“Tomorrowland” is Brad Bird’s Jeremiad against the dystopia that is modern culture, with its yen for zombie apocalypses, environmental catastrophes and the 24 hours of fear telecast by cable news.
It’s a movie for the “dreamers,” the ones like its teenage heroine Casey (Britt Robertson). She’s the only kid in class who asks the obvious, when confronted with lectures on nuclear proliferation, the unstable politics of much of the world and global climate change.
“Can we fix it?”
So it’s not just the ponderous theme park attraction in search of a movie that this Vision of the Future sometimes seems to be. Or the dystopian critique of dystopian pop culture — thank you, fanboys — it actually is.
DIRECTED BY: Brad Bird
STARRING: George Clooney, Britt Robertson, Hugh Laurie.
RATED: PG GRADE: C+
RUNNING TIME: 130 minutes
“Tomorrowland” is a sci-fi mini epic told in flashback by a girl genius, Casey, who spends her teens sabotaging a NASA launchpad dismantling project that her dad (country singer Tim McGraw) is overseeing, and the one-time boy genius, Frank (George Clooney) she has come to for answers.

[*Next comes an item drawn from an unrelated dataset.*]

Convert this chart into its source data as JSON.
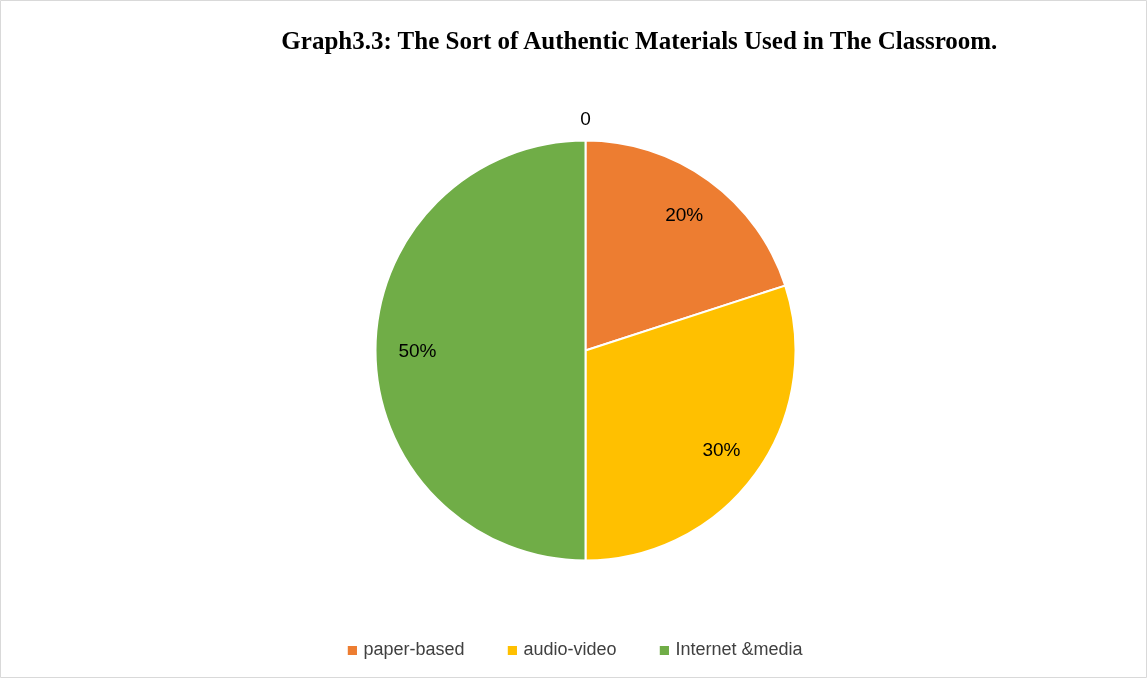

Casey has been chosen, as boy-inventor Frank was once chosen at the 1964 New York World’s Fair. A British pixie, Athena (Raffey Cassidy, quite good) gave each of them a special “T” medallion.
It’s a badge that magically connects her to this alternate reality where science and reason, optimism and imagination have been given free rein.
It’s all jet packs and hover-rails and skyscrapers straight out of Walt Disney’s notion of what the future would be like.
But somebody is trying to keep Casey from getting there, and that’s how she’s thrown in with Frank. They have to team up to save the future.
Clooney makes a properly grumpy guide to this world that Frank once knew, was banished from but whom Casey convinces is worth a return trip.
“The future is scary,” Frank warns. And it is, with killer robots, fights to the death (vaporization) and the odd spot of blood.
Evil Governor Nix of Tomorrowland (Hugh Laurie, never duller) wears silly Oz jodhpurs and tries to rationalize why the real world is not ready for Tomorrow, and that the self-fulfulling prophecies of our TV news of Doom is a good thing.
It’s all about how “imagination is more important than knowledge” and not giving up, making “Tomorrowland” the sort of movie Walt might greenlight, when Disney thaws him out.
Young Robertson gets across a nice sense of wonder in early scenes, with the spectacle of tomorrow laid before her. But her character takes Frank’s pleas too much to heart and the wonder is gone.
“Can’t you just be amazed and move on?”
Bird cooks up lots of eye candy, but the dazzle wears off, and nobody really connects emotionally.
Disney keeps shoving “dreamer” as a challenge into some of its chancier films, as if daring us not to endorse their vision. But our not hugging the boring bits of this — and there are a few — is not because we lack imagination. That’s on you, for stealing from “Men in Black.”
As much as one appreciates the idea of optimism, looking for solutions instead of bemoaning the doom-laden futility of it all, “Tomorrowland” falls short. The future isn’t what it used to be, but maybe it will, when Walt comes back.